Cette pratique de derisking a plusieurs conséquences néfastes :

  • D’abord, elle peut impliquer l’exclusion financière de certains clients et de certaines activités, considérés comme trop risqués, et donc nuire aux objectifs communautaires d’inclusion financière. Au-delà de clients particuliers, cela est par exemple problématique pour les Prestataires de Services sur Actifs Numériques (PSAN), qui éprouvent des difficultés à trouver des partenaires bancaires permettant l’exercice de leur activité, et qui n’ont parfois d’autre choix que de travailler avec des partenaires étrangers ;

  • Ensuite, découlant logiquement du point précédent, cela peut impliquer de déplacer le risque vers d’autres entités ou d’autres territoires moins régulés, réduisant in fine la gestion du risque au niveau collectif ;

  • Enfin et surtout, cela peut témoigner de défaillances dans le dispositif LCB-FT des établissements concernés.

Afin de mesurer l’ampleur et la pratique du derisking dans l’UE, l’ABE a elle-même interrogé plusieurs régulateurs européens, procédé à un appel public à contribution, et échangé avec des associations.

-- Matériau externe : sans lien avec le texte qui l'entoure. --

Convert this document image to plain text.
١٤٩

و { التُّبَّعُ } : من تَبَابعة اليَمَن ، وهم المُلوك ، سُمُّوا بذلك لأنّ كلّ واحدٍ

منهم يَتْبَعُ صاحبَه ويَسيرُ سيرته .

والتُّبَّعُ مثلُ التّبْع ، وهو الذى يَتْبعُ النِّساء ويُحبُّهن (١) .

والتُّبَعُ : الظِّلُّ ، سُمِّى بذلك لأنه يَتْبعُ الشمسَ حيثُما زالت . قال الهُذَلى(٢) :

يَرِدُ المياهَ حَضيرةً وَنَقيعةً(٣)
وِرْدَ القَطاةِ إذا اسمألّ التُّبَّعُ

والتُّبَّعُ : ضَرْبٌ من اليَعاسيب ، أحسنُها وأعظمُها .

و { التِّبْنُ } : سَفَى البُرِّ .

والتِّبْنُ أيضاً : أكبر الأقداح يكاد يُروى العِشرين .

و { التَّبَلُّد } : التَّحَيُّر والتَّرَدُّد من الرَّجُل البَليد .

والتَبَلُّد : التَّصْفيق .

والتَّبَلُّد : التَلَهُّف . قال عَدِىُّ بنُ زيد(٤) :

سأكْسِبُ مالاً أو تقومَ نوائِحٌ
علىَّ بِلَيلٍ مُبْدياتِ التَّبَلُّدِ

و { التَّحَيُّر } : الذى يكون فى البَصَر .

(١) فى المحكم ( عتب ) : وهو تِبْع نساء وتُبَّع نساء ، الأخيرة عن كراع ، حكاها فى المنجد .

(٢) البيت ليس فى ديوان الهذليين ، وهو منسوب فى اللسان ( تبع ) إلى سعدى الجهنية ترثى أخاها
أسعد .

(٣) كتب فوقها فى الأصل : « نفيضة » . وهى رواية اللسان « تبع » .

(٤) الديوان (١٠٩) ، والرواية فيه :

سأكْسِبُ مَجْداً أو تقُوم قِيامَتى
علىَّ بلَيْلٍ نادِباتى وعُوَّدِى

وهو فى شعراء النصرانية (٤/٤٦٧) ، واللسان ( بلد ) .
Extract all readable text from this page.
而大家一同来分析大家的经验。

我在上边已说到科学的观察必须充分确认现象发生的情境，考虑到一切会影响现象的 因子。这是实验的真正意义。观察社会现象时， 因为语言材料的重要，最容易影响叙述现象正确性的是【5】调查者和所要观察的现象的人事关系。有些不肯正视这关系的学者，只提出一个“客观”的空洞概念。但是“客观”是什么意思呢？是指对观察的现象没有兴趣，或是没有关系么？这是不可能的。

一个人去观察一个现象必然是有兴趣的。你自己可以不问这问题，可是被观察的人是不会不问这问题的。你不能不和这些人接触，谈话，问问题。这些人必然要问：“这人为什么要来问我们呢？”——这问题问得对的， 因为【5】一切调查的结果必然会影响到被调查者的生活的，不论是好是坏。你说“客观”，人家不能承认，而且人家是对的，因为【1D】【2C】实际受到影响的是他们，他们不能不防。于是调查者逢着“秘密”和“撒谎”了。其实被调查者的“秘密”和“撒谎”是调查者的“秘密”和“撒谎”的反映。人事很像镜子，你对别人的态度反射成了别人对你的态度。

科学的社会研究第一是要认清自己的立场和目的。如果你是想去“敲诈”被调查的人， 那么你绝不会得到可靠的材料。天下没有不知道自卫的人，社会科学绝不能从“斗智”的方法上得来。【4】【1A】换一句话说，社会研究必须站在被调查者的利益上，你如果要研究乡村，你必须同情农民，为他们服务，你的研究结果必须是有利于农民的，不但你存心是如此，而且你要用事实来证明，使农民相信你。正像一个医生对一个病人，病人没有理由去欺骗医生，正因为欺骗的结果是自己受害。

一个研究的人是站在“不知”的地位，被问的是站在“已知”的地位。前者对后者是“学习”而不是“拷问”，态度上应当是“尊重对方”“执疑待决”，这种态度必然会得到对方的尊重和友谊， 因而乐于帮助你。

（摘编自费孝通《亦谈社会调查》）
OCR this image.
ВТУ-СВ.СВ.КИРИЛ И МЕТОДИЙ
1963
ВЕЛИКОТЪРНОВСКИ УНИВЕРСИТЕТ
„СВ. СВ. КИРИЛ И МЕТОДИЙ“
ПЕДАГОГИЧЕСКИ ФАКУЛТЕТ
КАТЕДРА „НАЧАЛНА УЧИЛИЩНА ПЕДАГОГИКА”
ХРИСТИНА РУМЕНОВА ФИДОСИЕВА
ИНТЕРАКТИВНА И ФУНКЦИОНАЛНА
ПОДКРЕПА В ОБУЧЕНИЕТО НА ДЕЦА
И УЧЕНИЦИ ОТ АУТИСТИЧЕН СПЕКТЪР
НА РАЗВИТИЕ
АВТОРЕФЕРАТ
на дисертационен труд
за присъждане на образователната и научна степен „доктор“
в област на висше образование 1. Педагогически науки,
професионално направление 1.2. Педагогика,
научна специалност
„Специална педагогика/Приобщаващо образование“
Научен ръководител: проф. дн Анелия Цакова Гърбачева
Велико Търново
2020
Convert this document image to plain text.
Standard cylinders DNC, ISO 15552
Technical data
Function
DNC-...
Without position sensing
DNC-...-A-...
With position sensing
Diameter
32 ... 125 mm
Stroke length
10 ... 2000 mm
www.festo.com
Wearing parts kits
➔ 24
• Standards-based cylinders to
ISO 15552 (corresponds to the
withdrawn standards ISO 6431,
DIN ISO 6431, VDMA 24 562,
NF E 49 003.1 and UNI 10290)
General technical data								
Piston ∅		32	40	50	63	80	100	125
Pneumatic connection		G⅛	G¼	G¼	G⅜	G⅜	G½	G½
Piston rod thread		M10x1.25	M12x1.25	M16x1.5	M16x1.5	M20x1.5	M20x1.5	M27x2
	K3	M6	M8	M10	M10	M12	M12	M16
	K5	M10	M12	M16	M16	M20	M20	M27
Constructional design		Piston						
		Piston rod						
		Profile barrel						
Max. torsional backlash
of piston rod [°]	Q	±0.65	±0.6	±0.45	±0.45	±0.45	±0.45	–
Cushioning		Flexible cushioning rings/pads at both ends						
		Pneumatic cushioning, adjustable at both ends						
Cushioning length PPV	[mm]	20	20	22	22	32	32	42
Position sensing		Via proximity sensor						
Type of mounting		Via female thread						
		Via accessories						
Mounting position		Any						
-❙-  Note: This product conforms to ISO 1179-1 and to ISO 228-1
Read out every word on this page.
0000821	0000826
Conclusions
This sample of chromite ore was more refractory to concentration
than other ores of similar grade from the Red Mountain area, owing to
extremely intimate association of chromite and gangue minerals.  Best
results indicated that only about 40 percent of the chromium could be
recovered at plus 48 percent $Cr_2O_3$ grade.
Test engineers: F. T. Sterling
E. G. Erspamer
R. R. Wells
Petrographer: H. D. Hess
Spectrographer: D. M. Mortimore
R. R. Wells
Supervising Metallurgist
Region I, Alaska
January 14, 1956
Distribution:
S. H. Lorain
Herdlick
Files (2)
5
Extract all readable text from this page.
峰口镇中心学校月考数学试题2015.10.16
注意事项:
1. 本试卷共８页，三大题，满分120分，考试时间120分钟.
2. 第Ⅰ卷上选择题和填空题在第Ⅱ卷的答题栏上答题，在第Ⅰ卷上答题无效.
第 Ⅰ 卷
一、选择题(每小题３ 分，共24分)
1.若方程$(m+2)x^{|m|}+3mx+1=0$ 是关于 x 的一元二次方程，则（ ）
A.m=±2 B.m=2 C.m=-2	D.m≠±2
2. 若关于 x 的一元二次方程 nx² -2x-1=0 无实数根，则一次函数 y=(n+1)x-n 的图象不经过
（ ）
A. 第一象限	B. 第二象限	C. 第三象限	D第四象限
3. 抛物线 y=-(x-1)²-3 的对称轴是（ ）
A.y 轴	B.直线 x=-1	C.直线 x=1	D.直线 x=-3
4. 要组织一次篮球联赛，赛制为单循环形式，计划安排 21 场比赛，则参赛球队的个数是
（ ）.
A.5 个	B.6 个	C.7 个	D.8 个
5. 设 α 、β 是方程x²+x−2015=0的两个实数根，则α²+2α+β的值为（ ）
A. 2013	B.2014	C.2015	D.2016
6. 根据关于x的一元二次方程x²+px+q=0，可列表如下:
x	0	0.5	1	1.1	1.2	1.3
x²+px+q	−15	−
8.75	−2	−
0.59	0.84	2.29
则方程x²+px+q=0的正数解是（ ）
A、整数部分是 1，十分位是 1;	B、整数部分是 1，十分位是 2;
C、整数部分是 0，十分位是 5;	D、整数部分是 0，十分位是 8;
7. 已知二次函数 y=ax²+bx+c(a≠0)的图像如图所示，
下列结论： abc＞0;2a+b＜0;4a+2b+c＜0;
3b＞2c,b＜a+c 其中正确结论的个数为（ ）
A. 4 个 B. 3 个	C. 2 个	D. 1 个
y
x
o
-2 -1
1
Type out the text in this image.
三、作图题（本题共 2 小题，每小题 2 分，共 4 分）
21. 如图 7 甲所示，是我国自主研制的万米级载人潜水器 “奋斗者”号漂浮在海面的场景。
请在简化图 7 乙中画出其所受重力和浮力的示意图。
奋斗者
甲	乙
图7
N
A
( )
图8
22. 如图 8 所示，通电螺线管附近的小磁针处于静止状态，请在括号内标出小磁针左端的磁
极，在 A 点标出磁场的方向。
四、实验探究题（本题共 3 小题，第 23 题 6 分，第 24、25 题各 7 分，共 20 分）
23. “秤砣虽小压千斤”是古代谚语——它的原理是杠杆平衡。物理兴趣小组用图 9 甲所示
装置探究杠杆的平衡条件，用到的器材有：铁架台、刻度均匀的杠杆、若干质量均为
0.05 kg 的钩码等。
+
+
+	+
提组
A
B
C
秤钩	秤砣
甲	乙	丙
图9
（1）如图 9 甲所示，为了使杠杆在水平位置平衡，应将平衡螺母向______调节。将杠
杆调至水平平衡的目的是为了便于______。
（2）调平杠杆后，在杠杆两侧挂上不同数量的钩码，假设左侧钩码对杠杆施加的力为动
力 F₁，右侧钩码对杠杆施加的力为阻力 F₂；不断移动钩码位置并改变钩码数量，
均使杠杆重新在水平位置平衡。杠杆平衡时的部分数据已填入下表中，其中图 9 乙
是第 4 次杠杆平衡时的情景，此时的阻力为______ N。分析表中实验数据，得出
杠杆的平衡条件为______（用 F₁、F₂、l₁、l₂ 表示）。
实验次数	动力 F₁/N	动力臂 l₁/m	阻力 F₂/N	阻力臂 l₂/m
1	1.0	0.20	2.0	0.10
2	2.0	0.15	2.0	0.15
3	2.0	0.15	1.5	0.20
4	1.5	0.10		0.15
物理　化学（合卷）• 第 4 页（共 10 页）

Elle conclue de ses travaux que le derisking a notamment un impact négatif sur les objectifs de l’Union en matière de lutte contre la criminalité financière.

L’ABE publie dans son avis plusieurs propositions afin de limiter cette pratique :

  • Elle encourage les régulateurs à s’impliquer davantage afin de favoriser l’inclusion financière des clients les plus exposés auprès des acteurs qui pratiquent le derisking – notamment en les invitant à limiter les produits proposés plutôt que d’exclure toute relation d’affaires ;

  • Elle incite les institutions européennes à clarifier leurs attentes réglementaires en matière de gestion des risques, notamment s’agissant de la révision de la Directive DSP2 afin de faciliter le développement des établissements de paiement.